MDM2 adenovirus

The MDM2 gene, also known as murine double minute 2 homolog, is a key regulator in cellular processes, primarily known for its role in the p53 tumor suppressor pathway. Located on human chromosome 12, the MDM2 gene encodes an E3 ubiquitin ligase that targets the p53 protein for proteasomal degradation, thereby controlling p53 activity in cellular stress responses. This negative feedback loop ensures that p53-mediated functions, such as DNA repair, cell cycle arrest, and apoptosis, are tightly regulated to prevent uncontrolled cell proliferation. Dysregulation of MDM2, often due0 to gene amplification or overexpression, is closely associated with the development and progression of various cancers because it leads to the suppression of p53 tumor suppressor function. Therefore, MDM2 has become a promising therapeutic target, and inhibitors aimed at disrupting the MDM2-p53 interaction and restoring p53 activity in cancer cells are currently under development.
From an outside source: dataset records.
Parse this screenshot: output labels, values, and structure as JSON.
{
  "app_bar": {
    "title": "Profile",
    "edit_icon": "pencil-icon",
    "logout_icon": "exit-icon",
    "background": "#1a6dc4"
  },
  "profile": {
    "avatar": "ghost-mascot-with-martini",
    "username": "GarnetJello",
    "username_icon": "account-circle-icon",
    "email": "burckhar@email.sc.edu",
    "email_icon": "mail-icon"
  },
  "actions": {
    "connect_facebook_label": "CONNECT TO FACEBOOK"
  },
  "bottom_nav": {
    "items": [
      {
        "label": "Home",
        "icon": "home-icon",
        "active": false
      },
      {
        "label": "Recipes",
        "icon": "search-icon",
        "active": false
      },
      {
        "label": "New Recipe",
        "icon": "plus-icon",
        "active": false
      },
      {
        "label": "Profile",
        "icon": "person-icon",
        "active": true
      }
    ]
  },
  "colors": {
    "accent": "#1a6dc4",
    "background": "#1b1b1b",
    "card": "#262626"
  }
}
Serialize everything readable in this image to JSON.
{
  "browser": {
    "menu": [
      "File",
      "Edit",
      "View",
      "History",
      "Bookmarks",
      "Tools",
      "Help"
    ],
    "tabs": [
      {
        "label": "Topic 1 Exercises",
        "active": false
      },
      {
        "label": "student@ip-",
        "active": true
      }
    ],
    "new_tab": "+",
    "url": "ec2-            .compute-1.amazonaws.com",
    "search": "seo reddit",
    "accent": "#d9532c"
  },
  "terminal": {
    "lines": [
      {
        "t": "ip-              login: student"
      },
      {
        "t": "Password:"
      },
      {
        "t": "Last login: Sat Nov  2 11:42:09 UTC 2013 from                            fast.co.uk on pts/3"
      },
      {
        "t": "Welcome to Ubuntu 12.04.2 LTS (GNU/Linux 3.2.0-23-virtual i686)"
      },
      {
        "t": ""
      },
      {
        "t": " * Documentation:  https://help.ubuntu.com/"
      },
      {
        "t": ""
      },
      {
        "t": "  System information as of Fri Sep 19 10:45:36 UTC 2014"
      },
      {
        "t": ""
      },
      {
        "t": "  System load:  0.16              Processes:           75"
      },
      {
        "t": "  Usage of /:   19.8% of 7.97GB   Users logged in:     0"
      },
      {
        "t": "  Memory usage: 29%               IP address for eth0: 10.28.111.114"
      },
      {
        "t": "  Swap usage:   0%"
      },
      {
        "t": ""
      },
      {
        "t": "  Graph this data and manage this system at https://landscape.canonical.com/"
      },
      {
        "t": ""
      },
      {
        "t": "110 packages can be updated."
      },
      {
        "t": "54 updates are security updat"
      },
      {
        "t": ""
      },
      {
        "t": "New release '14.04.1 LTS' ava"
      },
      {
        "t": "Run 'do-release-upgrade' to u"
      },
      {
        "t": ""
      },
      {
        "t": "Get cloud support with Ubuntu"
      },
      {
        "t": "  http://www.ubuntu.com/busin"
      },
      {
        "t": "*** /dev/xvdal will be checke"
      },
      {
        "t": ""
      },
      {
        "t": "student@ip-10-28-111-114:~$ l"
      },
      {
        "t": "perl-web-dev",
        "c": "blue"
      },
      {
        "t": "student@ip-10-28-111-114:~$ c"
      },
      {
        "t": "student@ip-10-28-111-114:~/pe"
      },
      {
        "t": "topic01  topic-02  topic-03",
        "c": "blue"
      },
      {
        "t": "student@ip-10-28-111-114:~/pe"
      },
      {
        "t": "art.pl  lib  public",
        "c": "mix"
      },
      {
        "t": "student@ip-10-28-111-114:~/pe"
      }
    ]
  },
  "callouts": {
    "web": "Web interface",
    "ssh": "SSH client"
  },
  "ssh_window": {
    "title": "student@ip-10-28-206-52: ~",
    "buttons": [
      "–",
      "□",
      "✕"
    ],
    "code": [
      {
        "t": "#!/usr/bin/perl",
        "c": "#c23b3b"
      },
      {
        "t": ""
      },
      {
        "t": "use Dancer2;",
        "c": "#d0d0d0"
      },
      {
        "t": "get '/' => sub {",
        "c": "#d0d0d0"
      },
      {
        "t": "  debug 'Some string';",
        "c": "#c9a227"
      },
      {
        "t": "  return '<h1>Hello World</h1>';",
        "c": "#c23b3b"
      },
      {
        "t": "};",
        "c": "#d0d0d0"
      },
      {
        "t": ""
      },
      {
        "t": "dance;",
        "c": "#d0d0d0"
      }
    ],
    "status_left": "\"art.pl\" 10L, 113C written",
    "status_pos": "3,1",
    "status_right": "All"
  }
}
MDM2 adenovirus refers to genetically engineered adenoviral vectors used to modulate MDM2 expression or function for research or therapeutic purposes. Adenoviruses are commonly used in gene therapy due to their high transduction efficiency, broad host range, and ability to carry large gene fragments. MDM2 adenoviruses are crucial for studying the role of MDM2 in tumorigenesis, cell cycle regulation, and therapeutic resistance. Furthermore, MDM2 adenoviruses have been used in cancer gene therapy strategies aimed at reactivating p53 by inhibiting MDM2 or directly targeting tumors with MDM2 overexpression. Despite challenges such as immunogenicity and transient expression, adenovirus-based approaches remain a versatile platform for advancing MDM2-related biomedical research.